It’s a matter of judgement as to which properties are stored together within nodes. In the extreme case all nodes could have just one property. The Graphgist Project has an interesting collection of graph designs and models for use in a wide range of domains from bank fraud detection to Scotch Whisky retailing.

Using Neo4jClient

Neo4jClient is an excellent C# .Net client for the Neo4J server, it can be downloaded as the Neo4jClient package on NuGet. The documentation is here. I don’t want to duplicate the examples given but I’d like to mention a couple of things that I’ve found useful with reference to the Movie graph example. Let’s start by connecting to the database and finding Tom Hanks.

Connecting to the Database Service

//make sure Neo4J service is running before opening the db
var graphClient = new GraphClient(new Uri("http://localhost:7474/db/data"), "neo4j", "myPassword");
graphClient.Connect();

Simple Searching

// Find the Person named "Tom Hanks"...
       var tomHanks =
             graphClient.Cypher.Match("(person:Person)")
                 .Where((Person person) => person.name == "Tom Hanks")
                 .Return(person => person.As<Person>())
                 .Results
                 .Single();

As far as Neo4J is concerned, every entity is a Json object, that is, a collection of Key Value pairs. It’s up to you to tell it how to deserialise the object. In this case we use person.As<Person>() to return a Person entity. If you want to inspect the Key Value pairs you can use person.As<Dictionary<string, string>>()Person is defined as

public class Person
{
    //all public fields need to be properties with getters and setters
    public int born { get; set; }

    public string name { get; set; }

}

The best-match approach is used. So, if there is no match for the key ‘born’ but there is one for ‘name’, just the name will be returned and ‘born’ will be set to its default value. This leaves you free to expand the Person class at a later date. Each entity is also given an Id property but I would advise against using it as it’s reserved for the server and its value is changed by magic. Neo4j follows the Java convention of using lower case for the first character of a property name but that’s not sacrosanct and you are free to do your own thing.

Adding Indexes and Labels

//build a couple of indexes
graphClient.Cypher.Create("INDEX ON :Person(name)").ExecuteWithoutResults();
graphClient.Cypher.Create("INDEX ON :Movie(title)").ExecuteWithoutResults();

//Add a label 'Actor' to all the 103 actors
//You can't use parameters in the Set method for setting labels
graphClient.Cypher
.Match("(person:Person)-[:ACTED_IN]->(m)")
.Set("person :Actor")//to remove a label use  .Remove("person :Actor")
.ExecuteWithoutResults();

Updating

This example illustrates how parameters can be passed by using an anonymous class.

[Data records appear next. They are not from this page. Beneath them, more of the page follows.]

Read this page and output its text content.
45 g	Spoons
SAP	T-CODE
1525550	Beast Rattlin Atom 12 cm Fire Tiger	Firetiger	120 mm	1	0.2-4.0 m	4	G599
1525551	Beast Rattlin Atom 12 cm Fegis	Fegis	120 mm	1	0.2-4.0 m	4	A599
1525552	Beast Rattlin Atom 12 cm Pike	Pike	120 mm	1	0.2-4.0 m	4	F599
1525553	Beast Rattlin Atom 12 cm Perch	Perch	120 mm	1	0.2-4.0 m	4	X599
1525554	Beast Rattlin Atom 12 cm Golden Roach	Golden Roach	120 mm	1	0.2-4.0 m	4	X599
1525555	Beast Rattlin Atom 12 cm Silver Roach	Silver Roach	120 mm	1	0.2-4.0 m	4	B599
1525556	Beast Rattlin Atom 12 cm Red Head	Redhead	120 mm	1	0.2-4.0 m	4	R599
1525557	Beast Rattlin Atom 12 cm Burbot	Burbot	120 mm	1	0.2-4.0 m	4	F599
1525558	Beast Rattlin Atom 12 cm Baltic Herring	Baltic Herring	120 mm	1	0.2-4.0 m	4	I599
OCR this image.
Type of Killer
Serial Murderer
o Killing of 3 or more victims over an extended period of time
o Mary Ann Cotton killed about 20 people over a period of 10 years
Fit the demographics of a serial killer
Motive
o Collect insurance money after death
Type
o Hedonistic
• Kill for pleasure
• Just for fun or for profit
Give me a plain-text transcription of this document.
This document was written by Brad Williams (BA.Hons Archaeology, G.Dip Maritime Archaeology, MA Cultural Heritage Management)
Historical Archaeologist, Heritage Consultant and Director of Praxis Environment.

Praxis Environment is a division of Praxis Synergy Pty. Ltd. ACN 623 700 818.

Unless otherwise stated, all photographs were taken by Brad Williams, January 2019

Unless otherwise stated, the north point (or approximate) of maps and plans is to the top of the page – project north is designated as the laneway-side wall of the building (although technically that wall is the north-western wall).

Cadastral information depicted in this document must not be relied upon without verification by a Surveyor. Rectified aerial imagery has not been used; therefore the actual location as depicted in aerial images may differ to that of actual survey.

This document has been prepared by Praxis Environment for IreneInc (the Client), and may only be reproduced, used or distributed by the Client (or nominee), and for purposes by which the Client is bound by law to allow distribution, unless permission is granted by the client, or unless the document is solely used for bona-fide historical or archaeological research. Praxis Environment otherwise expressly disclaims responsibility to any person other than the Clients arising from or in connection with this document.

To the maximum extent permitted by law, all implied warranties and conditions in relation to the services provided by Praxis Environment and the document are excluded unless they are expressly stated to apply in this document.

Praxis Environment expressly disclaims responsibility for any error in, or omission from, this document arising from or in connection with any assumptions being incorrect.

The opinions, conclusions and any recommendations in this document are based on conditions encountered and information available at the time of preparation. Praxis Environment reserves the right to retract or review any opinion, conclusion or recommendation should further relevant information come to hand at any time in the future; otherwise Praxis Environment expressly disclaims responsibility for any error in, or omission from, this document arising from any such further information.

var updatedTom = graphClient.Cypher.Match("(person:Person)")
                .Where((Person person) => person.name == "Tom Hanks")
                .Set("person.born = {year},person.lastName={lastName}")
                .WithParams(new { year = 1066, lastName = "Hanks" })
                .Return(person => person.As<Person>())
                .Result
                .Single();

Searching

Graphs are excellent for finding relationships between entities that would be difficult to reveal with a conventional data table structure. Here we are looking for actors that would be good candidates for working with Tom Hanks and who have not worked with him before. So we are looking for people who have been cast with people that have worked with Tom but they themselves have not appeared with Tom. The Cypher command for this query is given in the console application. Here is its equivalent using Neo4jClient.

string actorsName = "Tom Hanks";
List<string> cocoActors =
graphClient.Cypher
.Match("(tom:Person {name:{nameParam}})-[:ACTED_IN]->(m)<-[:ACTED_IN]-(coActor:Person),(coActor)-[:ACTED_IN]->(m2)<-[:ACTED_IN]-(cocoActor:Person)")
.WithParam("nameParam", actorsName)
.Where("NOT (tom)-[:ACTED_IN]->(m2)")
.ReturnDistinct(cocoActor => cocoActor.As<Person>().name)
.Results.ToList(); 

Building the Graph

There is a serious omission in the sample Movie database – Daniel Craig is not in it. So let’s correct that.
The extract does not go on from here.